Kanker usus besar atau kanker kolorektal merupakan keganasan yang terjadi pada wilayah usus besar hingga rektum (usus besar sebelum anus). Kanker ini banyak ditemukan dengan angka kematian tinggi. Menurut WHO, di Indonesia, kasus baru kanker kolorektal tercatat hingga 34.189 pasien atau 8,6% dari seluruh keganasan. Gejala yang sering muncul pada kanker usus besar, sering menyerupai gejala penyakit saluran cerna lainnya, sehingga diagnosis menjadi terlambat. Sebenarnya, bagaimana cara mendiagnosis kanker usus besar?
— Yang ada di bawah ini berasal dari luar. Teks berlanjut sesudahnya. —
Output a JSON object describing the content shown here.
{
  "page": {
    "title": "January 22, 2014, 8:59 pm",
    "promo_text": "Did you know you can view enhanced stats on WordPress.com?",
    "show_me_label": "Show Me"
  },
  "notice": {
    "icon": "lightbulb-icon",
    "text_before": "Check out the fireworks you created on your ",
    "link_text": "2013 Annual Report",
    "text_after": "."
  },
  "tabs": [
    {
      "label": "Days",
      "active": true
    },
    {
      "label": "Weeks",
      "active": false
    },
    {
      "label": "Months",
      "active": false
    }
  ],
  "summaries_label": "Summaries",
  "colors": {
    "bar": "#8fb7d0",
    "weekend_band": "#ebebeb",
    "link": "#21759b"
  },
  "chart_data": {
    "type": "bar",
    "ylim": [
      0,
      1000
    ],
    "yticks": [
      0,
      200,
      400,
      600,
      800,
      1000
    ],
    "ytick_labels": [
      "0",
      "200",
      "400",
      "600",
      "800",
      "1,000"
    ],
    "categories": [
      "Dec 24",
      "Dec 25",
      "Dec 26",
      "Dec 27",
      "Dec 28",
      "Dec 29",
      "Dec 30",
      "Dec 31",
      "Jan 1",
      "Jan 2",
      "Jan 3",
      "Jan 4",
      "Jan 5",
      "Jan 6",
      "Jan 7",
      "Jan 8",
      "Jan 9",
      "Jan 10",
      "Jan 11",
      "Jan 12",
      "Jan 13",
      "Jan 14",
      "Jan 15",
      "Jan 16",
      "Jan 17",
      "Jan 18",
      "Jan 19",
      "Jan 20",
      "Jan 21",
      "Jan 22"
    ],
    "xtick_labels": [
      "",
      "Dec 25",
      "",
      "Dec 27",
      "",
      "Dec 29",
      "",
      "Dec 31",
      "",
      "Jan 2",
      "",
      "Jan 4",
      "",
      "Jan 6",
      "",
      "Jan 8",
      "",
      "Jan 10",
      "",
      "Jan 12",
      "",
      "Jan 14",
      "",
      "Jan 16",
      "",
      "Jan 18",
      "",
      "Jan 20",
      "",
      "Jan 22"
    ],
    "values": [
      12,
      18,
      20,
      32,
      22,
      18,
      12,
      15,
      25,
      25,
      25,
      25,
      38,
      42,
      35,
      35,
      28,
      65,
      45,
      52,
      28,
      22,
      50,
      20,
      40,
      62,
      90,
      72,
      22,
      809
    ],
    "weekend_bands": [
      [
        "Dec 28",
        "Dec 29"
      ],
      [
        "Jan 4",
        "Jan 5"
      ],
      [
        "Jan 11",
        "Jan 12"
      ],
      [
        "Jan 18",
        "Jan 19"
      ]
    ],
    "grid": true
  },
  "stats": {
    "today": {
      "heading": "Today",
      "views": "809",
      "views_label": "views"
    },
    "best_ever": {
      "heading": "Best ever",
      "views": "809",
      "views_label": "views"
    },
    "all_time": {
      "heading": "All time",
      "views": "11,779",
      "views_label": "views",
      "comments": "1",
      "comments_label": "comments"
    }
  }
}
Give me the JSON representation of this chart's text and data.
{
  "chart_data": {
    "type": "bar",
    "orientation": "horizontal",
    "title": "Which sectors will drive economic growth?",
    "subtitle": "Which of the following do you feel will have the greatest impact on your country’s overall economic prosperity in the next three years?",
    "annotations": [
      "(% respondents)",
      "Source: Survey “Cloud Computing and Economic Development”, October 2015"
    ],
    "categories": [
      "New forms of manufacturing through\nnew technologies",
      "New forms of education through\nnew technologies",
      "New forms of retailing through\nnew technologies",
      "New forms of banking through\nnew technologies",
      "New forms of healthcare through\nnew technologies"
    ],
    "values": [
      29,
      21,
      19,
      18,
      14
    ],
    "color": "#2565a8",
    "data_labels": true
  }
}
Keluhan yang biasa dicurigai kearah kanker usus adalah adanya perubahan pola buang air besar, BAB berdarah, disertai keluhan penurunan berat badan dan pasien merasa lemas. Dokter juga mungkin akan menanyakan riwayat penyakit lainnya apakah ada riwayat penyakit saluran cerna seperti irritable bowel syndrome, atau ada anggota keluarga dengan riwayat kanker. Setelah dilakukan pemeriksaan riwayat penyakit oleh dokter dan pemeriksaan fisik, apabila pada pasien ditemukan; penurunan berat badan, anemia, nyeri tekan/teraba massa pada perut, hingga benjolan di anus, dokter mungkin akan curiga kearah kanker usus. Selanjutnya dokter mungkin akan melakukan serangkaian pemeriksaan penunjang. Pemeriksaan penunjang berperan penting dalam menegakan diagnosis kanker usus besar. Pemeriksaan penunjang yang biasa dilakukan antara lain endoskopi, barium enema dengan kontras ganda, dan CT colonography.
Bagian usus besar.
Endoskopi adalah prosedur pemeriksaan yang dilakukan untuk menegakan diagnosis kanker kolorektal. Prosedur yang direkomendasikan adalah sigmoidoskopi karena >35% tumor terletak di sigmoid (usus besar akhir), atau kolonoskopi total (melihat seluruh usus besar). Kolonoskopi memiliki tingkat sensitivitas untuk diagnosis sebesar 95%, serta dapat dilakukan biopsi jaringan pada saat dilakukan kolonoskopi. Kolonoskopi juga dapat melakukan tindakan pengankatan polip (polipektomi) dan tidak memaparkan pasien pada radiasi. Kekurangan kolonoskopi adalah prosedur ini membutuhkan pasien untuk dibius dan terdapat risiko lokalisasi tumor tidak akurat. Pedoman Kementrian Kesehatan Indonesia merekomendasikan kolonoskopi dilakukan pada semua kasus yang dicurigai kanker kolorektal.
Prosedur Kolonoskopi.
Pedoman Kementrian Kesehatan juga menyarankan pemeriksaan barium enema dengan kontras ganda untuk mendiagnosis kanker kolorektal, terutama apabila tidak dapat dilakukan kolonoskopi. Sensitivitas pemeriksaan sebesar 65‒95%, dengan tingkat keberhasilan sangat tinggi, pasien tidak perlu dibius, dan tersedia hampir di seluruh rumah sakit. Namun, pemeriksaan ini kurang dapat melakukan deteksi pada tumor atau polip kecil, dan pasien akan terpapar radiasi.
Prosedur Barium Enema.
CT colonography dilaporkan memiliki sensitivitas baik untuk mendiagnosis kanker kolorektal. Namun, pemeriksaan ini belum banyak tersedia karena alat CT scan harus memiliki kemampuan rekonstruksi multiplanar dan 3D volume rendering agar bisa melakukan CT colonography. Pemeriksaan ini dapat menunjukan keadaan di luar kolon, sehingga mampu menentukan stadium, metastasis atau penyebaran kanker ke organ sekitar, hingga kelenjar getah bening. Kekurangannya, pemeriksaan ini tidak dapat mendiagnosis tumor atau polip berukuran kecil, memaparkan pasien pada radiasi, dan tidak dapat melakukan biopsi atau polipektomi.
Prosedur CT colonography.
Untuk menentukan apakah gejala dan keluhan yang dialami seseorang mengarah ke kanker usus besar atau tidak, tidak cukup dengan pemeriksaan fisik saja. Berbagai pemeriksaan penunjang diperlukan untuk memastikan kelainan terkait keluhan yang dialami. Segera konsultasi kepada dokter apabila mengalami keluhan dan riwayat yang mengarah ke kanker usus besar, agar dapat segera dilakukan pemeriksaan dan diagnosis dapat ditegakan sehingga dapat segera dilakukan penanganan yang tepat.